Bashō wrote of Yamadera almost 450 years ago, but little has changed since then:

Boulders piled on boulders had created this mountain, and the pines and cedars on its slopes were old... Circling around the cliffs and crawling over the rocks, we reached the main temple building. In the splendor of the scene and the silence I felt a wonderful peace penetrate my heart.
Matsuo Bashō, trans. Donald Keene, The Narrow Road to Oku (Kodansha, 1996) 99.

Then we headed up to Matsushima, a bay dotted with hundreds of little pine-covered islands, renowned for being one of the "Three Views of Japan." We took an hour-long "Bashō Cruise." Once again, Bashō is much better at describing things than I am:


There are countless islands. Some rise up and point to the sky; the low-lying ones crawl into the waves. There are island piled double or even stacked three high... Some look as if they carried little islands on their backs, others as if they held the islands in their arms, evoking a mother's love of her children. The green of the pines is of a wonderful darkness, and their branches are constantly bent by winds from the sea, so that their crookedness seems to belong to the nature of the trees... What man could capture in a painting or a poem the wonder of this masterpiece of nature?
Matsuo Bashō, trans. Donald Keene, The Narrow Road to Oku (Kodansha, 1996) 79.

After Matsushima we deviated from Bashō's path and journeyed to the historical samurai town of Aizu-Wakamatsu, our last stop on our trip. Unfortunately, we missed our train, so the journey took a lot longer than we expected, and by the time we stumbled into our ryokan, a traditional Japanese inn, I was suffering from heat exhaustion pretty badly. Thankfully the very hospitable staff let us check in early so I could rest in the room while Caroline went out and explored the town. I gotta say, if you have to have heat exhaustion, a ryokan's not a half-bad place to recover from it.

Exterior of the ryokan. (Photo by Caroline.)

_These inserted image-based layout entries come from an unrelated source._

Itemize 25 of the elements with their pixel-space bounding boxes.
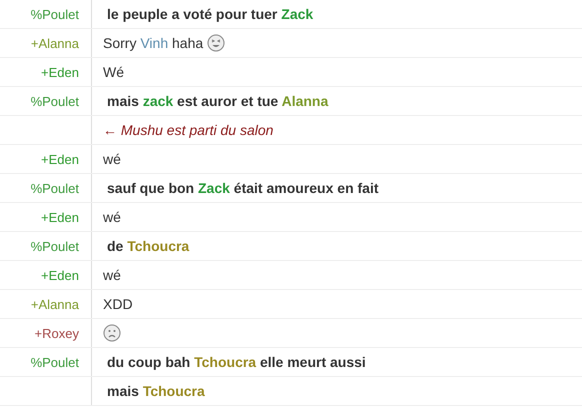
nickname: +Eden [41,64,79,80]
message-text: wé [103,209,121,225]
message-text: Sorry Vinh haha [103,35,204,51]
message-text: XDD [103,296,133,312]
nickname: %Poulet [30,354,79,370]
message-text: mais Tchoucra [106,383,205,399]
nickname: +Alanna [30,36,79,50]
message-text: du coup bah Tchoucra elle meurt aussi [106,354,366,370]
nickname: +Eden [41,268,79,282]
message-text: Wé [103,64,124,80]
message-text: mais zack est auror et tue Alanna [106,93,328,109]
message-text: wé [103,267,121,283]
nickname: %Poulet [30,94,79,108]
nickname: %Poulet [30,238,79,254]
nickname: +Eden [41,210,79,224]
nickname: +Roxey [34,326,79,340]
message-text: wé [103,151,121,167]
leave-notice: ← Mushu est parti du salon [103,122,274,138]
message-text: sauf que bon Zack était amoureux en fait [106,180,379,196]
nickname: +Eden [41,152,79,166]
nickname: %Poulet [30,6,79,22]
message-text: de Tchoucra [106,238,190,254]
message-text: le peuple a voté pour tuer Zack [106,6,314,22]
nickname: +Alanna [30,296,79,312]
nickname: %Poulet [30,180,79,196]
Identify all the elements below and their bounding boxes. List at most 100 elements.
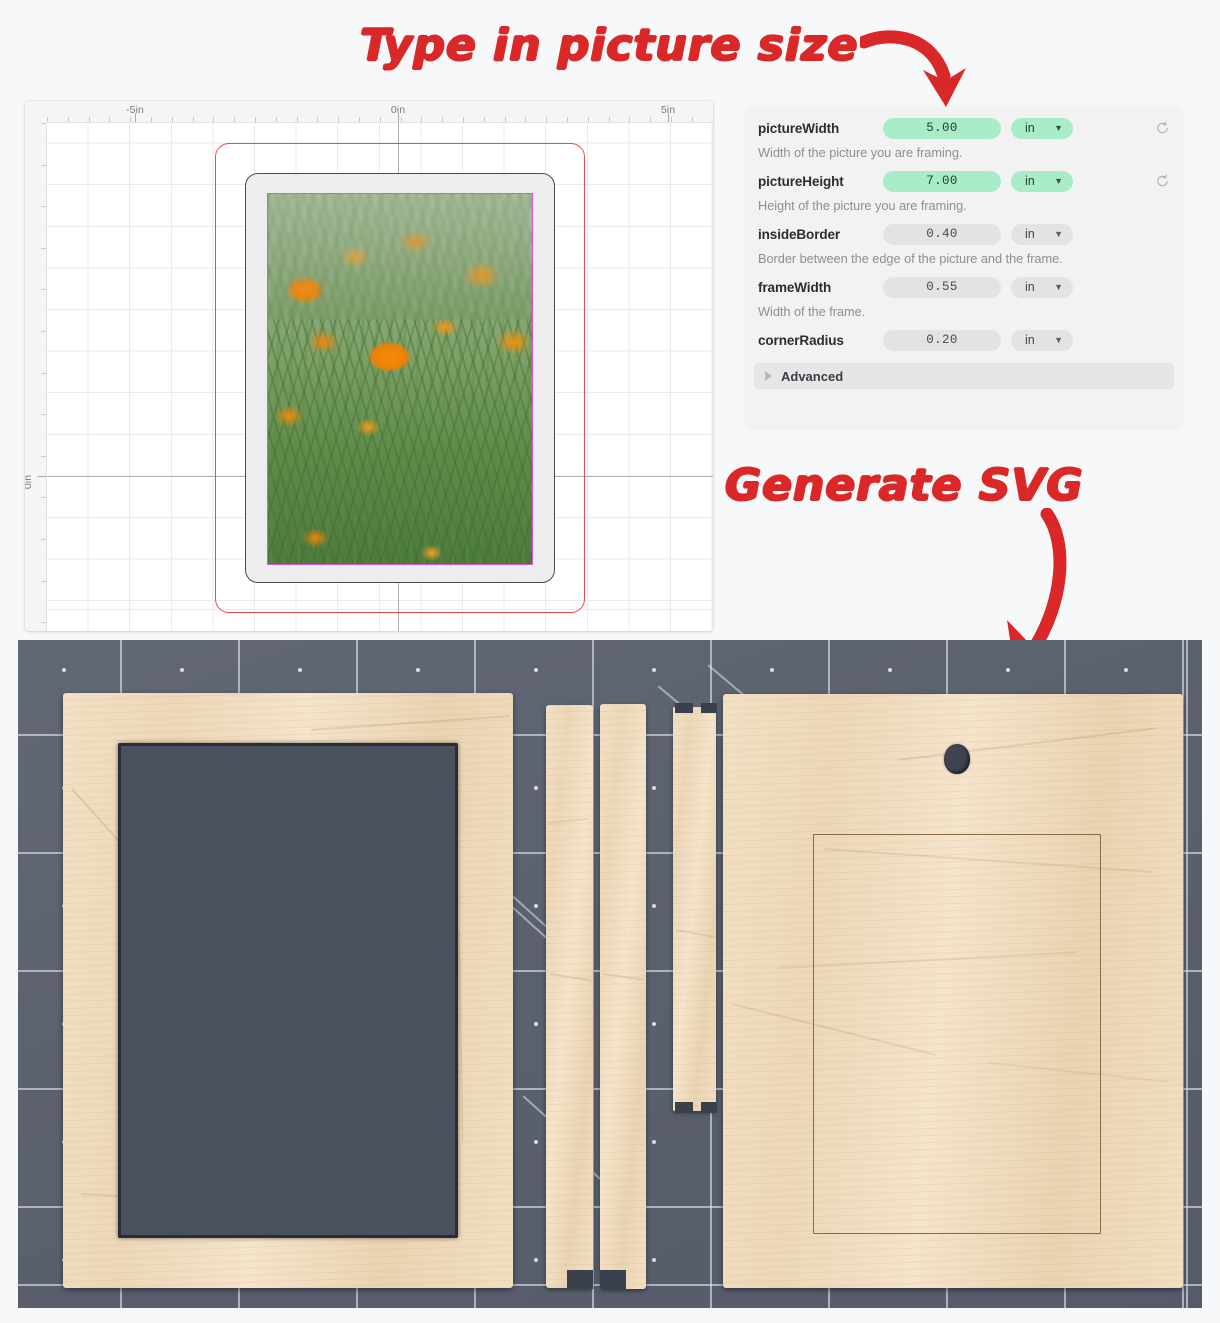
ruler-tick xyxy=(213,117,214,122)
param-input-pictureWidth[interactable]: 5.00 xyxy=(883,117,1001,139)
bed-registration-dot xyxy=(534,1258,538,1262)
ruler-tick xyxy=(629,117,630,122)
ruler-label-5in: 5in xyxy=(660,104,676,116)
ruler-tick xyxy=(41,165,46,166)
param-unit-label-pictureHeight: in xyxy=(1025,174,1035,188)
strip-2-tab-notch xyxy=(600,1270,626,1289)
photo-depth-blur xyxy=(268,194,532,320)
ruler-tick xyxy=(41,539,46,540)
advanced-disclosure[interactable]: Advanced xyxy=(754,363,1174,389)
ruler-label-0in: 0in xyxy=(390,104,406,116)
ruler-tick xyxy=(401,117,402,122)
ruler-tick xyxy=(193,117,194,122)
hanging-hole xyxy=(944,744,970,774)
canvas-grid[interactable] xyxy=(47,123,713,631)
bed-registration-dot xyxy=(1124,668,1128,672)
ruler-tick xyxy=(41,331,46,332)
ruler-tick xyxy=(41,289,46,290)
param-row-cornerRadius[interactable]: cornerRadius 0.20 in ▼ xyxy=(744,326,1184,354)
ruler-tick xyxy=(41,248,46,249)
ruler-tick xyxy=(41,456,46,457)
param-unit-select-cornerRadius[interactable]: in ▼ xyxy=(1011,329,1073,351)
strip-3-top-notch-right xyxy=(701,703,717,713)
bed-registration-dot xyxy=(652,668,656,672)
engraved-picture-outline xyxy=(813,834,1101,1234)
frame-window-cutout xyxy=(118,743,458,1238)
ruler-label-neg5in: -5in xyxy=(126,104,144,116)
param-unit-label-frameWidth: in xyxy=(1025,280,1035,294)
param-unit-label-insideBorder: in xyxy=(1025,227,1035,241)
picture-preview xyxy=(267,193,533,565)
bed-registration-dot xyxy=(652,786,656,790)
ruler-tick xyxy=(255,117,256,122)
ruler-tick xyxy=(151,117,152,122)
ruler-tick xyxy=(41,497,46,498)
param-input-cornerRadius[interactable]: 0.20 xyxy=(883,329,1001,351)
ruler-tick xyxy=(41,206,46,207)
annotation-type-in-picture-size: Type in picture size xyxy=(360,20,859,71)
ruler-tick xyxy=(380,117,381,122)
ruler-tick xyxy=(525,117,526,122)
annotation-generate-svg: Generate SVG xyxy=(725,460,1084,511)
chevron-down-icon: ▼ xyxy=(1054,228,1063,239)
arrow-to-picture-width xyxy=(860,30,966,107)
param-label-cornerRadius: cornerRadius xyxy=(758,332,844,348)
ruler-tick xyxy=(41,123,46,124)
ruler-tick xyxy=(463,117,464,122)
design-preview-canvas[interactable]: -5in 0in 5in 0in xyxy=(25,101,713,631)
param-label-frameWidth: frameWidth xyxy=(758,279,832,295)
ruler-tick xyxy=(421,117,422,122)
ruler-tick xyxy=(41,373,46,374)
strip-1-tab-notch xyxy=(567,1270,593,1289)
reset-icon-pictureHeight[interactable] xyxy=(1155,174,1170,189)
wood-strip-2 xyxy=(600,704,646,1289)
parameters-panel[interactable]: pictureWidth 5.00 in ▼ Width of the pict… xyxy=(744,105,1184,430)
ruler-tick xyxy=(546,117,547,122)
ruler-tick xyxy=(505,117,506,122)
param-desc-frameWidth: Width of the frame. xyxy=(758,304,866,319)
ruler-tick xyxy=(234,117,235,122)
bed-registration-dot xyxy=(652,904,656,908)
strip-3-bottom-notch-left xyxy=(675,1102,693,1113)
chevron-down-icon: ▼ xyxy=(1054,281,1063,292)
ruler-tick xyxy=(109,117,110,122)
ruler-tick xyxy=(609,117,610,122)
reset-icon-pictureWidth[interactable] xyxy=(1155,121,1170,136)
ruler-tick xyxy=(567,117,568,122)
bed-registration-dot xyxy=(1006,668,1010,672)
ruler-tick xyxy=(588,117,589,122)
param-row-frameWidth[interactable]: frameWidth 0.55 in ▼ xyxy=(744,273,1184,301)
bed-scratch xyxy=(707,664,746,697)
ruler-left xyxy=(25,101,47,631)
param-unit-select-insideBorder[interactable]: in ▼ xyxy=(1011,223,1073,245)
ruler-tick-major xyxy=(37,476,46,477)
param-desc-pictureWidth: Width of the picture you are framing. xyxy=(758,145,963,160)
strip-3-bottom-notch-right xyxy=(701,1102,717,1113)
param-input-insideBorder[interactable]: 0.40 xyxy=(883,223,1001,245)
bed-registration-dot xyxy=(770,668,774,672)
bed-registration-dot xyxy=(62,668,66,672)
param-label-pictureHeight: pictureHeight xyxy=(758,173,844,189)
advanced-label: Advanced xyxy=(781,368,844,384)
param-input-pictureHeight[interactable]: 7.00 xyxy=(883,170,1001,192)
ruler-tick xyxy=(41,622,46,623)
param-row-pictureWidth[interactable]: pictureWidth 5.00 in ▼ xyxy=(744,114,1184,142)
param-label-pictureWidth: pictureWidth xyxy=(758,120,840,136)
param-unit-select-pictureWidth[interactable]: in ▼ xyxy=(1011,117,1073,139)
param-row-pictureHeight[interactable]: pictureHeight 7.00 in ▼ xyxy=(744,167,1184,195)
param-unit-label-pictureWidth: in xyxy=(1025,121,1035,135)
tutorial-screenshot: -5in 0in 5in 0in pictureWidth 5.00 in ▼ … xyxy=(0,0,1220,1323)
ruler-label-vertical-0in: 0in xyxy=(25,474,34,490)
wood-strip-1 xyxy=(546,705,593,1288)
ruler-tick xyxy=(317,117,318,122)
param-input-frameWidth[interactable]: 0.55 xyxy=(883,276,1001,298)
bed-registration-dot xyxy=(534,904,538,908)
param-row-insideBorder[interactable]: insideBorder 0.40 in ▼ xyxy=(744,220,1184,248)
ruler-tick xyxy=(297,117,298,122)
param-unit-select-frameWidth[interactable]: in ▼ xyxy=(1011,276,1073,298)
param-desc-pictureHeight: Height of the picture you are framing. xyxy=(758,198,967,213)
chevron-down-icon: ▼ xyxy=(1054,334,1063,345)
bed-registration-dot xyxy=(652,1022,656,1026)
param-unit-select-pictureHeight[interactable]: in ▼ xyxy=(1011,170,1073,192)
ruler-tick xyxy=(338,117,339,122)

Our room. On the table are the remains of the next morning's breakfast.

Sitting area in our room, facing the garden.

Yukata at a festival--a Japanese summer tradition.
After a bath and delicious local-specialty dinner of fish (both cooked and raw), vegetables, pickles, rice, soup, and tomato jelly for dessert, I felt much better and Caroline and I ventured out in our ryokan-issued yukata (light summer kimono) to see the Bon odori, or Obon dance, going on right in front of the river. A singer and instrumentalists stood on a platform over the river while a procession of people young and old, yukata- and Western-clad, Japanese and foreigner, slowly made their way around the platform, crossing bridges over the river and moving their arms in time with the beat.

Performers on the platform over the river.
(The banner says the festival is sponsored by the local newspaper.)

Here's a short video I took of the dance procession:


When we got back inside, our futon beds were already laid out on the tatami-mat floor for us. So we settled in for our last vacation night, happy but exhausted. It was a great ten days, though we both learned quite a few hard lessons about traveling. (Plan a rest day! Always plan a rest day! Also, count the number of clean pairs of underwear in your suitcase before you hop in the shower.) It was a wonderful opportunity to experience some other parts of Japan, but it also was nice to return to Kumamoto and get back into the swing of things at church and school. An Obon well-spent, I think.

The Lord will watch over your coming and going both now and forevermore.